The package includes measures to tackle the high numbers of minor RTA related soft tissue injury claims by either:
Measures (a), (b) and (d) will require primary legislation and the government intends to legislate as soon as parliamentary time allows.Measure (c) requires changes to the Civil Procedure Rules (CPR). There will also need to be amendments to relevant Pre-Action Protocols including the Pre-Action Protocol for Low Value Personal Injury Claims in Road Traffic Accidents.
It is argued that these changes could reduce the cost of insurance claims by around £1bn annually.
The Consultation will provoke strong views, and are likely to be fiercely resisted, particularly by those who represent claimants. If implemented, the reforms could also have significant impact on Claims Management Companies.

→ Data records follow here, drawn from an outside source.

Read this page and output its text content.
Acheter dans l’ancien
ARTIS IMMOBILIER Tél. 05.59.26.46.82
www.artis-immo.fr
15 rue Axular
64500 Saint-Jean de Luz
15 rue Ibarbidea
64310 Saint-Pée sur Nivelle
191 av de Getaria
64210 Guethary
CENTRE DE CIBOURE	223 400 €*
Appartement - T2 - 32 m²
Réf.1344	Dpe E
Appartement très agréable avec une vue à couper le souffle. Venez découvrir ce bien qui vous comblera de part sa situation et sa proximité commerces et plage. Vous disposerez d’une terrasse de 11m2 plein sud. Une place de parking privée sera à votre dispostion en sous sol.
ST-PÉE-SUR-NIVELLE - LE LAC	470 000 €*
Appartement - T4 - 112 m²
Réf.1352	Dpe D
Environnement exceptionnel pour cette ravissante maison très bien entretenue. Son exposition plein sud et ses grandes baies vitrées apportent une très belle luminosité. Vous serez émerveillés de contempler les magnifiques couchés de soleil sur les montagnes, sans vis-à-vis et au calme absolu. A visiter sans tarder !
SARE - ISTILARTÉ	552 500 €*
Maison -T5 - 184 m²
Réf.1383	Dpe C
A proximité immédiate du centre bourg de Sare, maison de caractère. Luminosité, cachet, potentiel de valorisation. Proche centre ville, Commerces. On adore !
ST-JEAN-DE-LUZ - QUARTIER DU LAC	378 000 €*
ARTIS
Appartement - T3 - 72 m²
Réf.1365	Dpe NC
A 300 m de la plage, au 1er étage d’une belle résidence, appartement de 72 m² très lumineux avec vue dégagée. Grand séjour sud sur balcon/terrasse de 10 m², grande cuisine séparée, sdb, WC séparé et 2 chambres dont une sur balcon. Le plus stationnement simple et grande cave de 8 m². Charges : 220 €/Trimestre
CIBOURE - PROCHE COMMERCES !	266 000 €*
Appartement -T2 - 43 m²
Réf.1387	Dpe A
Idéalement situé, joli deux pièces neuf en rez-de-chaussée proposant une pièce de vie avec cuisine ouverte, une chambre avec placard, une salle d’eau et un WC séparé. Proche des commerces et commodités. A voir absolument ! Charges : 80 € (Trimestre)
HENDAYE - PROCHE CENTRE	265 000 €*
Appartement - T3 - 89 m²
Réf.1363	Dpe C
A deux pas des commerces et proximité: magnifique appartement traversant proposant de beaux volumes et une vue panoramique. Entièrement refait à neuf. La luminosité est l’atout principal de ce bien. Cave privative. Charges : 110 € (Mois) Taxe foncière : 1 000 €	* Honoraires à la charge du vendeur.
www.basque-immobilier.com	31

The outcome of the consultation is not yet clear, nor, importantly is it clear when time for the required legislation could be found. But it is an issue that is unlikely to go away, even if implementation is still some time off.

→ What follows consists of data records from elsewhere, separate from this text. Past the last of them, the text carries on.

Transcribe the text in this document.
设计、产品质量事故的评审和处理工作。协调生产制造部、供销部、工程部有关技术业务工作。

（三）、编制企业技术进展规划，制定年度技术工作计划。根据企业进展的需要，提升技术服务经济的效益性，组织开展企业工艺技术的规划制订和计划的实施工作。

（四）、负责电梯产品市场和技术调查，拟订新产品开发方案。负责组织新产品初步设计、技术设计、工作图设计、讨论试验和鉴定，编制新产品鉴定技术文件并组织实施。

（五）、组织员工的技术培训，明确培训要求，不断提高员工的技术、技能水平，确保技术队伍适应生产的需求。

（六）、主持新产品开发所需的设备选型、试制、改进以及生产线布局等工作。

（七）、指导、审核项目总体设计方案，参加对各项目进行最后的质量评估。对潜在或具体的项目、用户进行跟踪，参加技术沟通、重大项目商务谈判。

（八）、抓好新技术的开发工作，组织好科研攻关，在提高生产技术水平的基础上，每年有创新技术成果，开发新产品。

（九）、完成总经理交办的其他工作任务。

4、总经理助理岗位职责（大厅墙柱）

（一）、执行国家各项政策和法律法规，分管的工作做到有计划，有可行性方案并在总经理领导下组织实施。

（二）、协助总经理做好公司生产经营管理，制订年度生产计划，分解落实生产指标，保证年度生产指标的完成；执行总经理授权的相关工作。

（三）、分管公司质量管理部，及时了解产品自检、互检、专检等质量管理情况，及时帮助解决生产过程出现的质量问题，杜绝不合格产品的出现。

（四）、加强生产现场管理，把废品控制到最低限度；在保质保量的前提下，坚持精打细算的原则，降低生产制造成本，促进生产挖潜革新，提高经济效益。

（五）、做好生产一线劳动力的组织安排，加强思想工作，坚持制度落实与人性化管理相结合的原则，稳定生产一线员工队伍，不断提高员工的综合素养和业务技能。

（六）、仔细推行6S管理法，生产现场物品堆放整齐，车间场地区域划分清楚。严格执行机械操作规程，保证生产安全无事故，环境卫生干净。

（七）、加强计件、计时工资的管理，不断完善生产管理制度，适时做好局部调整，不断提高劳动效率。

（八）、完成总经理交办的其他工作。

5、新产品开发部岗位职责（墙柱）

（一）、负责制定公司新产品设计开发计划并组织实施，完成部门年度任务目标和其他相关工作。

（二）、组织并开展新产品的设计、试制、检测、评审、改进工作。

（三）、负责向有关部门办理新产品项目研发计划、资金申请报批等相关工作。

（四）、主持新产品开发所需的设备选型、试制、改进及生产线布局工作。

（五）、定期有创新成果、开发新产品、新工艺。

The Consultation can be found at https://consult.justice.gov.uk/digital-communications/reforming-soft-tissue-injury-claims/
Supporting heroes?
In my book, I consider the question whether there is a ‘compensation culture’. Over recent years, it has been frequently argued that we have become too keen to resort to litigation when things go wrong – on the basis that bad events are other people’s’ fault -, rather than accept that sometimes one is the victim of bad luck. I argue that this view should be challenged – on the basis that research evidence shows that huge numbers of people with potential legal claims in fact do nothing about them – either through ignorance, fear of costs, reluctance to go to lawyers etc.

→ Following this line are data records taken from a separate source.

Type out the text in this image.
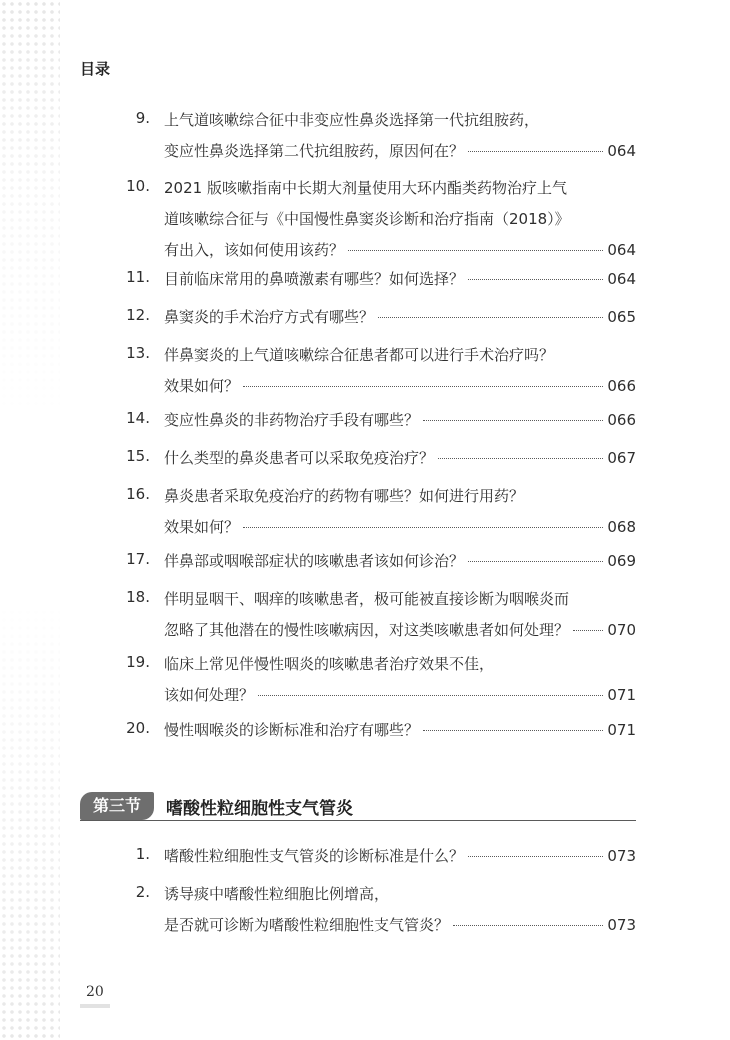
目录
9. 上气道咳嗽综合征中非变应性鼻炎选择第一代抗组胺药，
变应性鼻炎选择第二代抗组胺药，原因何在？	064
10. 2021 版咳嗽指南中长期大剂量使用大环内酯类药物治疗上气
道咳嗽综合征与《中国慢性鼻窦炎诊断和治疗指南（2018）》
有出入，该如何使用该药？	064
11. 目前临床常用的鼻喷激素有哪些？如何选择？	064
12. 鼻窦炎的手术治疗方式有哪些？	065
13. 伴鼻窦炎的上气道咳嗽综合征患者都可以进行手术治疗吗？
效果如何？	066
14. 变应性鼻炎的非药物治疗手段有哪些？	066
15. 什么类型的鼻炎患者可以采取免疫治疗？	067
16. 鼻炎患者采取免疫治疗的药物有哪些？如何进行用药？
效果如何？	068
17. 伴鼻部或咽喉部症状的咳嗽患者该如何诊治？	069
18. 伴明显咽干、咽痒的咳嗽患者，极可能被直接诊断为咽喉炎而
忽略了其他潜在的慢性咳嗽病因，对这类咳嗽患者如何处理？	070
19. 临床上常见伴慢性咽炎的咳嗽患者治疗效果不佳，
该如何处理？	071
20. 慢性咽喉炎的诊断标准和治疗有哪些？	071
第三节	嗜酸性粒细胞性支气管炎
1. 嗜酸性粒细胞性支气管炎的诊断标准是什么？	073
2. 诱导痰中嗜酸性粒细胞比例增高，
是否就可诊断为嗜酸性粒细胞性支气管炎？	073
20
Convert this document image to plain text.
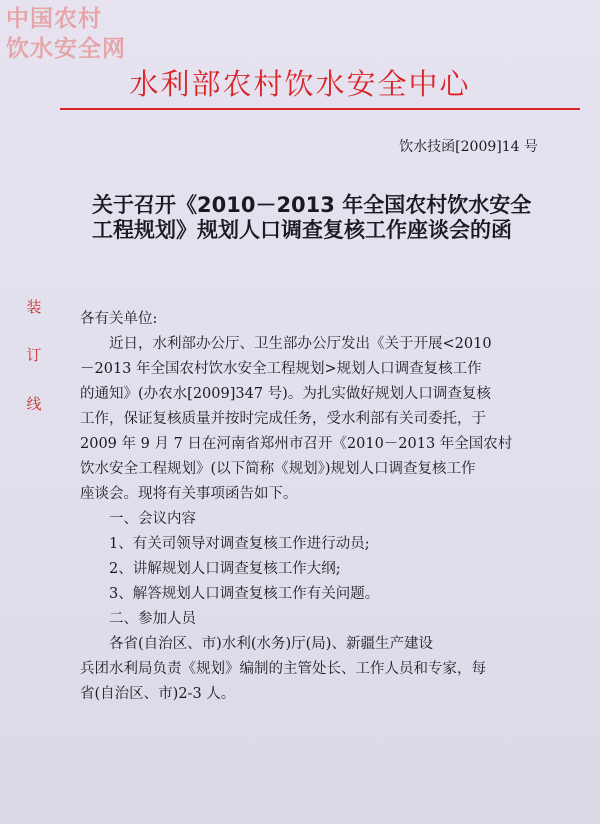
中国农村
饮水安全网
水利部农村饮水安全中心
饮水技函[2009]14 号
关于召开《2010－2013 年全国农村饮水安全
工程规划》规划人口调查复核工作座谈会的函
装
订
线
各有关单位:
近日，水利部办公厅、卫生部办公厅发出《关于开展<2010
－2013 年全国农村饮水安全工程规划>规划人口调查复核工作
的通知》(办农水[2009]347 号)。为扎实做好规划人口调查复核
工作，保证复核质量并按时完成任务，受水利部有关司委托，于
2009 年 9 月 7 日在河南省郑州市召开《2010－2013 年全国农村
饮水安全工程规划》(以下简称《规划》)规划人口调查复核工作
座谈会。现将有关事项函告如下。
一、会议内容
1、有关司领导对调查复核工作进行动员;
2、讲解规划人口调查复核工作大纲;
3、解答规划人口调查复核工作有关问题。
二、参加人员
各省(自治区、市)水利(水务)厅(局)、新疆生产建设
兵团水利局负责《规划》编制的主管处长、工作人员和专家，每
省(自治区、市)2-3 人。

At the same time, however, advertising campaigns encouraging people to claim when they have had accidents are perceived as encouraging the bringing of unmeritorious proceedings, which in turn can add to insurance costs.
The Government has recently come to the view that the present state of the law has led to people thinking that they should not intervene in emergencies, or run public events, or lead school trips in case they get sued for negligence if things go wrong. And insurance companies have been seen to be charging high premiums which have led to events not taking place.
The Government’s response is the publication of the rather imposingly named Social Action, Responsibility and Heroism Bill 2014-15. It is actually a very short Bill, but one which, if enacted, will require judges to make some rather teasing judgements. Indeed, the outcome of the Bill may be to encourage, rather than deter, the bringing of actions.
The Bill provides that when dealing with negligence claims or claims for breach of statutory duty the courts should to consider:
- whether the alleged negligence or breach of statutory duty occurred when the person was acting for the benefit of society or any of its members (clause 2) ;
- whether the person , in carrying out the activity giving rise to the claim , demonstrated a generally responsible approach towards protecting the safety or other interests of others (clause 3) ;
- whether the alleged negligence or breach of statutory duty occurred when the person was acting heroically by intervening in an emergency to assist an individual in danger and without regard to his or her own safety or other interests (clause 4).